In 1912, Maclay purchased property in Millbrook, New York, which he named Killearn (pronounced kill-urn) Farm, after the Scottish birthplace of his great-great-grandfather. He spent his summer at Killearn raising Fine Harness horses and show dogs. He grew up foxhunting, show jumping, and steeplechasing, but an injury would cause him to move away from these activities and towards working with Hackney horses and other Fine Harness horses.
Maclay visited Leon County with his wife, Louise Fleischmann Maclay, in 1923 and was so impressed by the huge oaks and pines, beautiful dogwoods and hollies, he decided this would be the place to fulfill his lifelong dream of creating a beautiful garden and it would be their winter home. Maclay decided to showcase winter and spring blooming camellias and azaleas in his garden because he was a winter resident of Tallahassee. Alfred B. Maclay died in 1944 at age 73. Mrs. Maclay opened the gardens to the public from 1946 to 1949, and in 1953, she donated the gardens to the State of Florida for use as a state park. She passed away in 1973.

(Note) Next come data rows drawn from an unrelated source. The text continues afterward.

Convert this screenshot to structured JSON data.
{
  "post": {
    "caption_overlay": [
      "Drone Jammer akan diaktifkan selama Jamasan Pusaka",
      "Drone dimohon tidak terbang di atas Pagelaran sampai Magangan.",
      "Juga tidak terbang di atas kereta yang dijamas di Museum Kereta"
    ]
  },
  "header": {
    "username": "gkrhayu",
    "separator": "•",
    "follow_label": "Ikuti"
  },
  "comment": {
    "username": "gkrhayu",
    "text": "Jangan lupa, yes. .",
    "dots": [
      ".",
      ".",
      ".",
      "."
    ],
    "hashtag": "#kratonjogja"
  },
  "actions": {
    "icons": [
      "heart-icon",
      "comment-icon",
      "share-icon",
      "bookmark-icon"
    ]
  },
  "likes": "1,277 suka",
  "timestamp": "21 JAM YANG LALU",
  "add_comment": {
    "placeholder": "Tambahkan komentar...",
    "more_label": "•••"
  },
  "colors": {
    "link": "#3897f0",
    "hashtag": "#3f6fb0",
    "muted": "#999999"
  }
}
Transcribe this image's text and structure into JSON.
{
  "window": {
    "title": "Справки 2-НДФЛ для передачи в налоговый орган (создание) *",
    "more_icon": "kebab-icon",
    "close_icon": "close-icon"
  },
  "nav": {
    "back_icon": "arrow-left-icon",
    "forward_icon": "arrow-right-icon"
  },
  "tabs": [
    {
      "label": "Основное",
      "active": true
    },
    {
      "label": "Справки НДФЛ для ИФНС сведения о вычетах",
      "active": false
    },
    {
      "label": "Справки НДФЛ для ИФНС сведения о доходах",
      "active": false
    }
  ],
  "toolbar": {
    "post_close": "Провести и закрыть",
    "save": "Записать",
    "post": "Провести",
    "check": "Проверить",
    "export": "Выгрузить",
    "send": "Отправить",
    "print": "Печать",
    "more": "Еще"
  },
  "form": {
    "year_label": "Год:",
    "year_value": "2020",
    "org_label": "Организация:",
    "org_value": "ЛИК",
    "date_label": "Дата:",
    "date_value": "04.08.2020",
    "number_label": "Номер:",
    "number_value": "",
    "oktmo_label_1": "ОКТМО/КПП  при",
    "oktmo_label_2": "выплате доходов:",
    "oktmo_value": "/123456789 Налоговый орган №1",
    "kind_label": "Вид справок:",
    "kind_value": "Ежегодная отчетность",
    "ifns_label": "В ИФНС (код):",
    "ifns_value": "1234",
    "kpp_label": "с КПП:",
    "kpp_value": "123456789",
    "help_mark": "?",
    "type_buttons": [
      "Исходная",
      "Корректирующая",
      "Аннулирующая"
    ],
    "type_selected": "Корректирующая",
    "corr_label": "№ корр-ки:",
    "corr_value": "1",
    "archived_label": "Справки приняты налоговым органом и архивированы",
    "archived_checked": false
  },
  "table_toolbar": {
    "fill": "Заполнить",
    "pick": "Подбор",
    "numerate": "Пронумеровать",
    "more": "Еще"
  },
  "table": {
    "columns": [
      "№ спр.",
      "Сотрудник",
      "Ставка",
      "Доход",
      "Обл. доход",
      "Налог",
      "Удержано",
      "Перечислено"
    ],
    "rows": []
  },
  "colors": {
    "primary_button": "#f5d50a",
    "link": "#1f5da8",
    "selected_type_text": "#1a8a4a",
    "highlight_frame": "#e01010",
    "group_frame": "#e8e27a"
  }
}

The first Maclay equitation class was held in 1933 at the National Horse Show at Madison Square Garden in New York. Equitation is defined as the art and practice of horsemanship and horse riding. The class was established by Alfred B. Maclay when he was a board member with the American Society for the Prevention of Cruelty to Animals. The class was conceived by Maclay, an accomplished horseman, “to inspire young riders to develop the best horsemanship skills and instill in them respect and compassion for their equine partners.”
Maclay served on the Show Committee of the National Horse Show for 30 years, serving as Chairman in 1916. He also served as president of the American Horse Show Association, now the United States Equestrian Federation, from 1926 to 1936. The National Horse Show was established in 1883 to showcase Fine Harness horses and show jumping.
The Maclay Equitation Finals are held every year in November. To reach the finals, junior riders enter to compete in the ASPCA Horsemanship Class at sanctioned horse shows across the country. The Maclay class format is comprised of 50 percent jumping performance and 50 percent flat performance. This format is based on Mr. Maclay’s original objective of improving the overall rider. His commitment to excellence created one of the most outstanding riding competitions for young jumping riders. It is a coveted Championship that has produced many of our country’s finest horsemen.
The 134th edition of the National Horse Show took place Oct. 31 through Nov. 5, 2017 at the Kentucky Horse Park. There were 177 riders in the 2017 ASPCA Maclay National Championship, the nation’s most historic equitation title. The winner was 17-year-old Madison Goetzmann of Skaneateles, New York.
Alfred B. Maclay Gardens State Park is located about two miles from the site of the Red Hills Horse Trials. The historic Maclay House is open for tours daily from 9 a.m. to 5 p.m. through April 30. The museum in the House includes a section on Mr. Maclay’s involvement with equitation. Make time to visit the park to enjoy the spectacular gardens and to learn more about this remarkable, true Renaissance man.
Special thanks to John Canetta, Maclay Gardens State Park Historian Extraordinaire, for maintaining the park archives and supplying information for this article.